Chancellor Andrews receives academic freedom award posthumously

Benjamin Andrews
Benjamin Andrews

Former University of Nebraska Chancellor E. Benjamin Andrews has been honored posthumously with an Academic Freedom award from the Academic Freedom Coalition of Nebraska. The award was presented to Peterson Brink, assistant university archivist with the University Libraries, on Andrews' behalf.

The award is given yearly to an individual, group or institution demonstrating exceptional courage and service in the promotion and defense of academic freedom. This is the first time in the 25-year history of the award that it was presented posthumously.

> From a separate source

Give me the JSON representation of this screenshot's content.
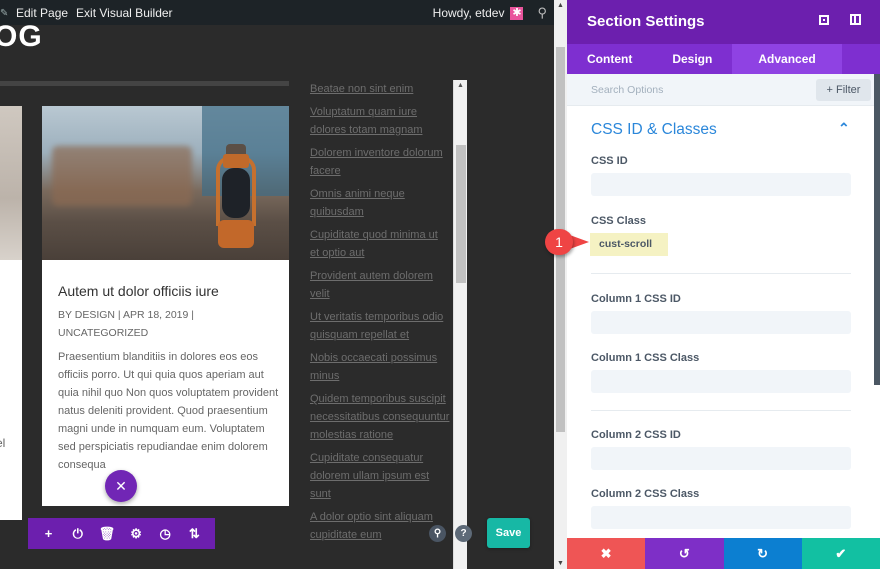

Andrews was NU chancellor from 1900 to 1908. He was honored for hiring faculty who had been unjustly fired after exercising their free speech.

Key academic freedom hires made by Andrews and noted in the award include:

• Edward A. Ross, one of the founders of sociology in the United States, who was fired from Stanford University in 1900 because of his criticisms of Chinese labor used by the Southern Pacific Railroad Company;

• George Elliot Howard, who hired Ross at Stanford and resigned in 1901 in protest over Ross’ firing. Howard had taught at Nebraska before going to Stanford to establish a history department in 1891;

• Harry Kirk Wolfe, who was fired in 1897 by Nebraska chancellor George D. MacLean for blowing the whistle on a department chair who had inflated student enrollment figures.

An exhibit about Andrews and the three faculty hires is on display in the Porter display case on the second floor of Love Library South. The exhibit includes the Academic Freedom award plaque.